Does that actually mean that there will be a max increase of 40.26 cents on each cigar? Not sure I get the 52.75% with a cap of 40.26 cents bit.



Rev.


----------



## T-Rex (Sep 8, 2008)

Rev2010 said:


> Does that actually mean that there will be a max increase of 40.26 cents on each cigar?


I think what they are saying is this:
Each cigar will have a 52.75% tax. 
The additional cost of the 52.75% can not exceed 40.26 cents per cigar.

Which, if this is correct, is kind of pointless... I mean, each stick would have to be less than 76 cents each to not exceed 40.26 cents.


----------



## Shervin (May 29, 2008)

Rev2010 said:


> So what exactly does this mean:
> 
> "large cigars: 52.75% with a cap of 40.26 cents"


Ex: Bundled Cigar's that cost's $0.50 will now cost $0.50 + 40.26% = $0.70

Larger/Premium Cigar that cost's $10 will now cost $10.40

a 52.75% increase on A $10 cigar is insane which is why the cap was set..


----------



## Rev2010 (Sep 3, 2008)

Shervin said:


> a 52.75% increase on A $10 cigar is insane which is why the cap was set..

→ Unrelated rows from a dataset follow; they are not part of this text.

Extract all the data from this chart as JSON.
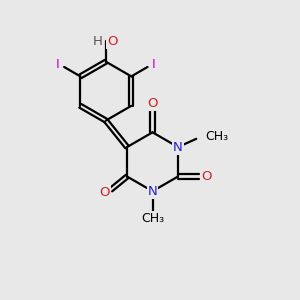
{
  "background_color": "#e8e8e8",
  "bond_color": "#000000",
  "bond_width": 1.6,
  "dbo": 0.08,
  "figsize": [
    3.0,
    3.0
  ],
  "dpi": 100,
  "colors": {
    "C": "#000000",
    "N": "#2222cc",
    "O": "#cc2222",
    "I": "#cc00cc",
    "H": "#555555",
    "bg": "#e8e8e8"
  },
  "fontsize": 9.5
}
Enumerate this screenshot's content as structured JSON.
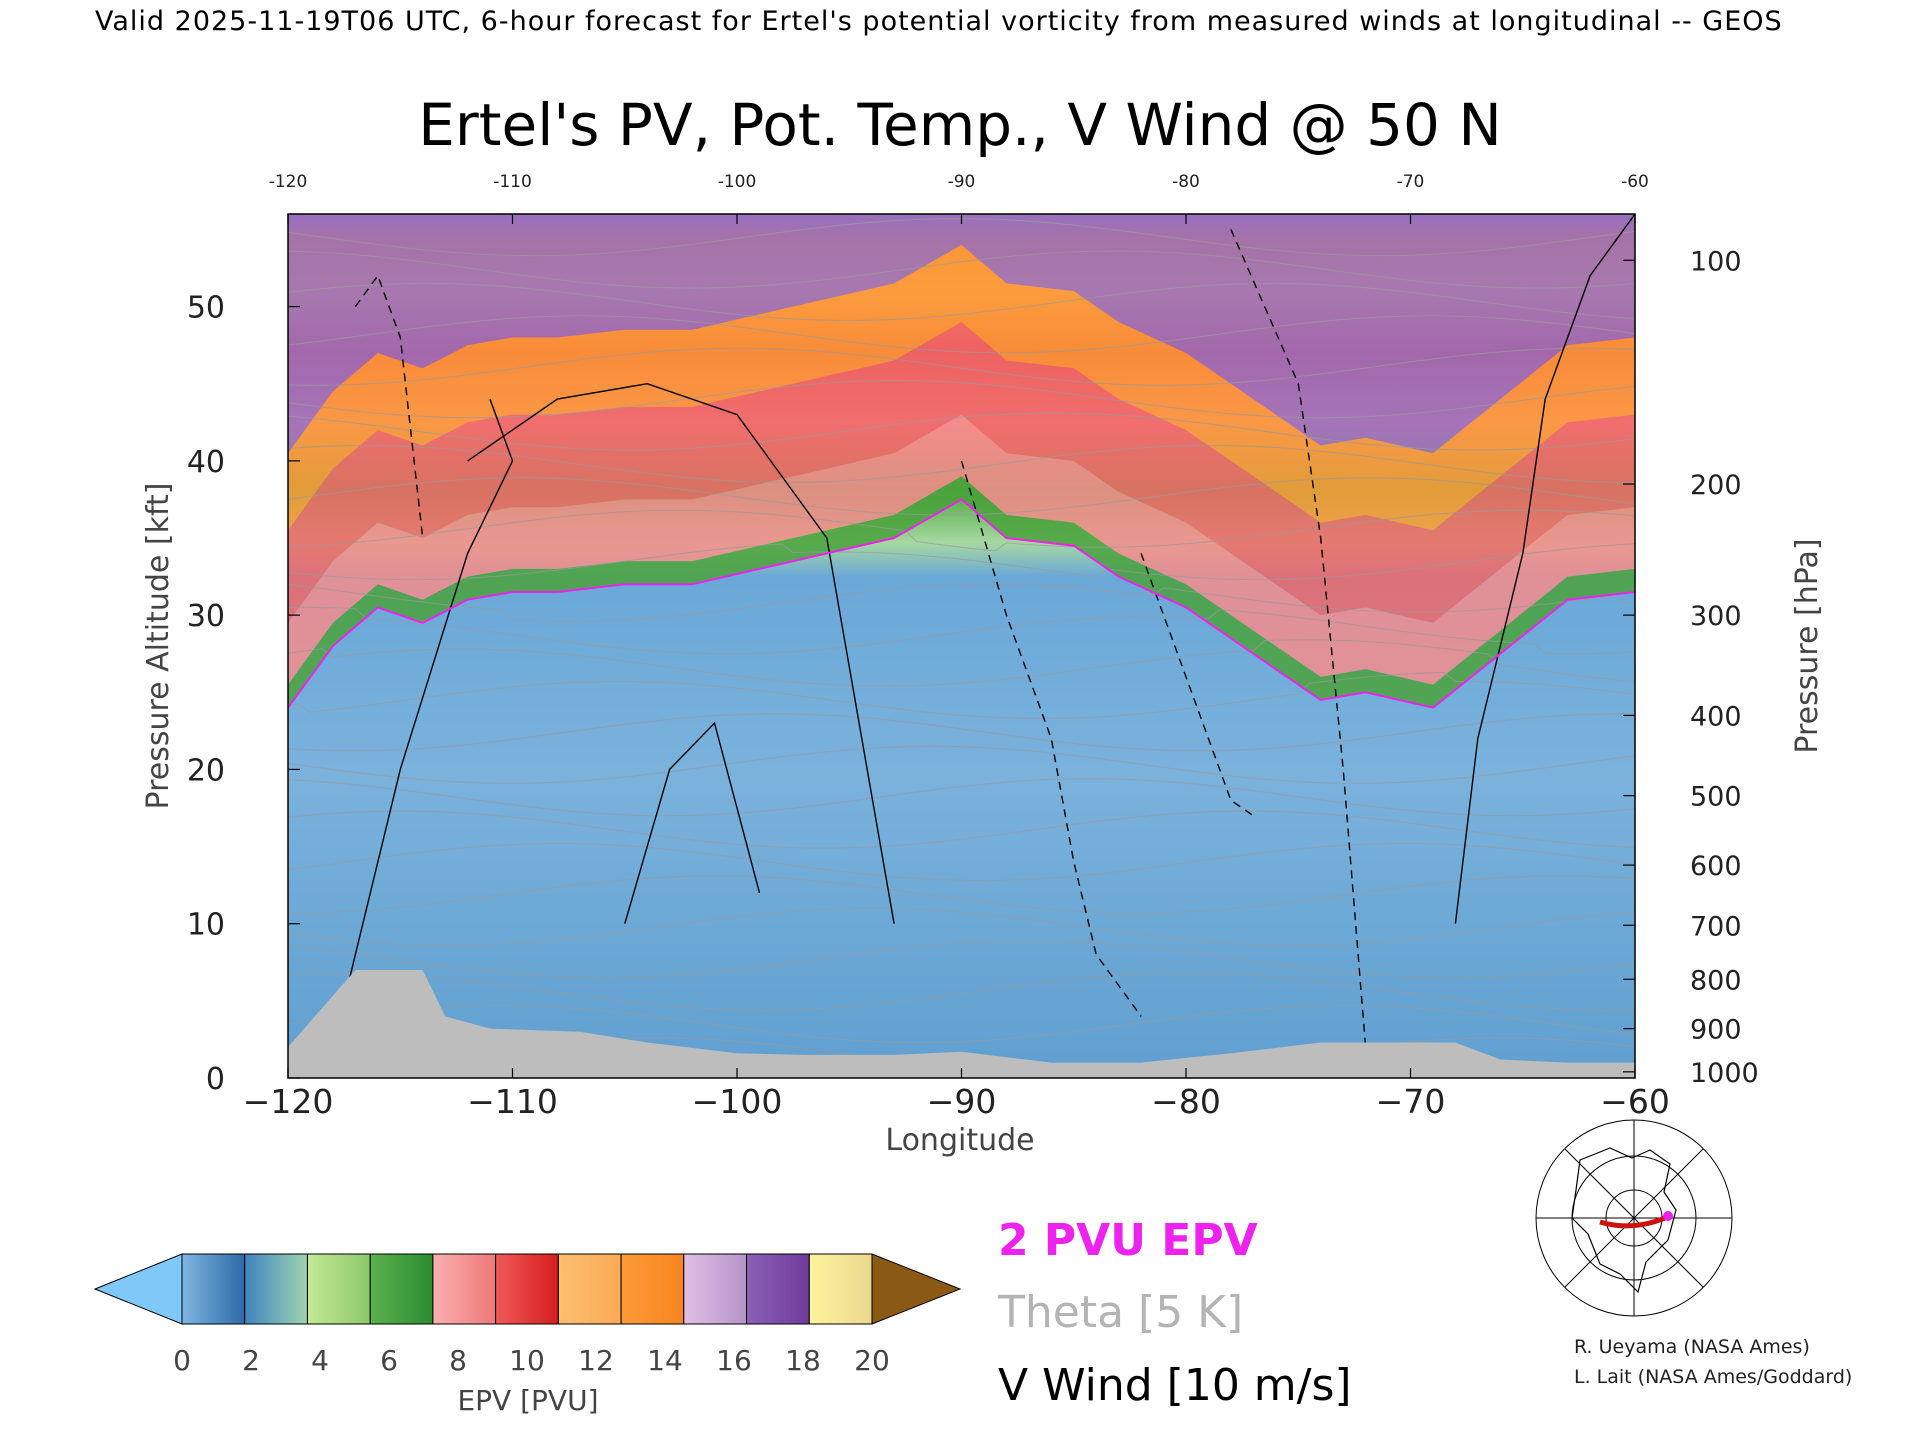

Yeah, that's what I thought. Glad to see this is the case. While it still sucks like hell that we're being taxed even further at least I can say such an increase won't really affect me.

Rev.


----------



## ghe-cl (Apr 9, 2005)

There's actually a good likelihood that the per cigar amount the consumer ends up paying will be closer to 80 cents than 40 cents because, as I have been told, the tax is paid at the point of entry into the U.S. (or by the manufacturer for the small number rolled in the U.S.). The common practice is for cigar prices to more or less double between the wholesale price and the price on the retail shelf. Right now, that means the nickel a stick that the importer pays as federal cigar tax often ends up being doubled along with the cigar price, but since it is just five more cents, no one really cares. As of April 1, though, it will be more significant, especially for box purchases.


----------



## FN in MT (Jan 22, 2008)

I knew it was going to pass so made FOUR big order the past two weeks. Everything from cheap Yard-Gars to Padron 26's and 64's. 

An extra Forty cents on a $6 or $8 cigar isn't a deal breaker. But an extra forty cents a stick on a fifty cent a pop, bundle Yard Gar IS a bit of a deal breaker for me.

From what I understand President Bush did NOT sign the SCHIP bill two years in a row as he felt a more reliable funding source than tobacco was needed.

Forty cents pisses me off...but it could have been MUCH wor$e.

FN in MT


----------